Free ebooks Library zlibrary project Immediate Prospect padthaibaannaa.fi omin kasin mielenkiintoinen

9
Oct

2-karabij-dividing pastry copy 1-karabij-dividing pastry 2 copy

For those of you who have read my last post on natef, here is the promised recipe for the pistachio cookies — in Aleppo, the filling is walnuts and the cookies are served warm with a sprinkling of cinnamon on the natef — which I will be demonstrating this Sunday at the World Chef Showcase in Star City, Sydney. I have to say that the semolina we pinched from the kitchens at Sean’s (one of the hotel’s restaurant) was the best I have worked with. I must check the label on the canvas bag to see who milled it. In any case, here is how you make the cookies as demonstrated by my mother in Ballouneh in Lebanon. And please don’t mind her black fingernails. They are not dirty but stained from peeling too many fresh walnuts!

Read more >


29
Sep

i-natef-with-karabij-copy-copy1

Long before the wonderful Alan Davidson died, I embarked, together with Helen Saberi and Esteban Pombo Villar, on the most marvellous adventure under Alan’s aegis, trying to elucidate the mysteries of natef, a white soft meringue-like dip made with an unlikely ingredient (dessicated roots that look like dead wood) which is served with karabij Halab (semolina cookies filled with either pistachios in Lebanon or walnuts in Aleppo).

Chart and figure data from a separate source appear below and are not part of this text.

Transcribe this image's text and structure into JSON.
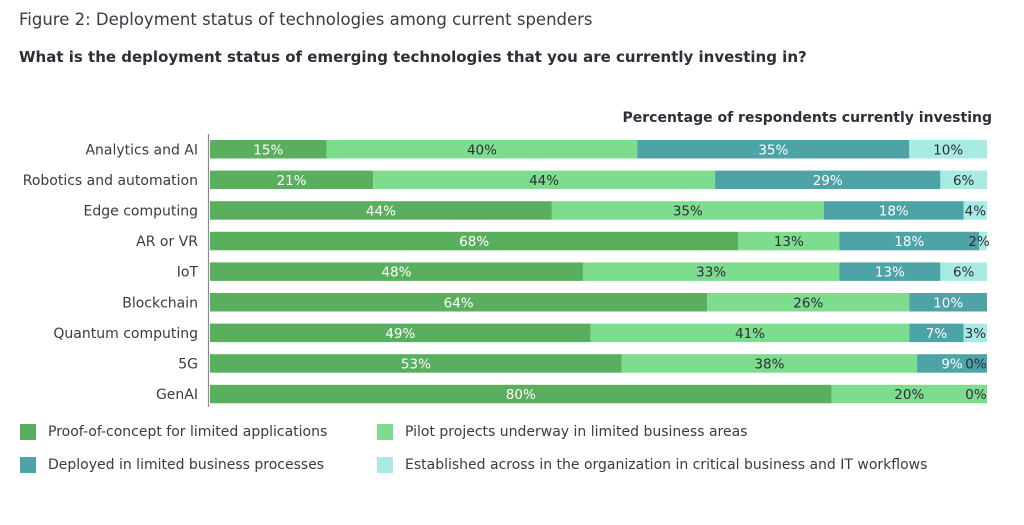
{
  "figure_title": "Figure 2: Deployment status of technologies among current spenders",
  "question": "What is the deployment status of emerging technologies that you are currently investing in?",
  "chart_data": {
    "type": "bar",
    "orientation": "horizontal",
    "stacked": true,
    "title": "Figure 2: Deployment status of technologies among current spenders",
    "subtitle": "What is the deployment status of emerging technologies that you are currently investing in?",
    "xlabel": "Percentage of respondents currently investing",
    "ylabel": "",
    "xlim": [
      0,
      100
    ],
    "grid": false,
    "legend_position": "bottom",
    "categories": [
      "Analytics and AI",
      "Robotics and automation",
      "Edge computing",
      "AR or VR",
      "IoT",
      "Blockchain",
      "Quantum computing",
      "5G",
      "GenAI"
    ],
    "series": [
      {
        "name": "Proof-of-concept for limited applications",
        "color": "#5aaf5e",
        "label_color": "#ffffff",
        "values": [
          15,
          21,
          44,
          68,
          48,
          64,
          49,
          53,
          80
        ]
      },
      {
        "name": "Pilot projects underway in limited business areas",
        "color": "#7ddc8e",
        "label_color": "#2e2e38",
        "values": [
          40,
          44,
          35,
          13,
          33,
          26,
          41,
          38,
          20
        ]
      },
      {
        "name": "Deployed in limited business processes",
        "color": "#4ea3a6",
        "label_color": "#ffffff",
        "values": [
          35,
          29,
          18,
          18,
          13,
          10,
          7,
          9,
          null
        ]
      },
      {
        "name": "Established across in the organization in critical business and IT workflows",
        "color": "#a8ebe3",
        "label_color": "#2e2e38",
        "values": [
          10,
          6,
          4,
          2,
          6,
          null,
          3,
          0,
          0
        ]
      }
    ]
  },
  "legend": [
    {
      "label": "Proof-of-concept for limited applications",
      "color": "#5aaf5e"
    },
    {
      "label": "Pilot projects underway in limited business areas",
      "color": "#7ddc8e"
    },
    {
      "label": "Deployed in limited business processes",
      "color": "#4ea3a6"
    },
    {
      "label": "Established across in the organization in critical business and IT workflows",
      "color": "#a8ebe3"
    }
  ]
}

I was writing Lebanese Cuisine then and I had brought some of the root with me from Beirut to test the recipe but I had two conflicting bits of information regarding the root which is known as shirsh el-halaweh in Arabic. Some people refer to it as ‘erq al-halaweh. Claudia Roden describes it as bois de Panama in her Middle Eastern cookbook and the late Ibrahim Mouzannar, one of my favourite authors on Lebanese food, has it as soapwort in his Lebanese cookbook. You can actually read the full investigation of our Interspi (spi for spices) in the Wilder Shores of Gastronomy or in PPC. I will not repeat the information here but I will show you in pictures how natef is made, just in case you can get some and want to experiment. I, for one, am hoping that Australian customs will let me bring in my 1 ½ kilograms of shirsh el-halaweh for my demonstration of natef & karabij during the World Chef Showcase programme in Sydney on 10 October. Read more >


1
Aug

qatayef copy

Very soon it will be the month of Ramadan, when Muslims around the world fast from sunrise to sunset, not letting even a drop of water go through their lips. After hard days’ fast come nights of feasting and socialising when people visit each other, bearing gifts and sweets. And if there is a sweet that symbolises this month in the Middle East, it is qatayef (pancakes similar to Scottish muffins but thinner).

You can have them plain, topped with qashtah (clotted cream),  pinched half-closed to make them look like cones and drizzled with sugar syrup (in the fancy sweet shops they’ll be garnished with orange blossom jam). Or you can have them filled with cream, walnuts or unsalted cheese, then fried and dipped in sugar syrup. I love them fried, especially if I am having them at my friends, the aptly named Ramadan brothers, whose stall is at top of souk Madhat Pasha on Straight Street in Damascus.

Read more >


17
Jul

[vimeo]http://www.vimeo.com/11170132[/vimeo]

When I was doing the research for my baking book, I kept coming across variations on the same breads throughout the Mediterranean, especially when it came to multi-layered breads. In some countries, the multiple layers are achieved by flattening the dough, folding it, then flattening it again (Moroccan r’ghayef, Tunisian mlawi or Algerian m’hajjib). In others, it is done by flapping the dough in the air to stretch it very thinly, then slapping it against a marble top and folding it (Egyptian fiteer or Turkish katmer), or it is achieved by rolling a disk of dough into a sausage, then squishing the sausage into a ring, and flattening the ring (Moroccan melwi).

Well, as you know I was recently in the Emirates, and while there I came across their own version of warqa which they call regag. They also have their own version of r’ghayef, called mukassab and their version of qatayef or beghrir which they confusingly call lgeimat (used normally to describe saffron-infused fritters drizzled with date syrup).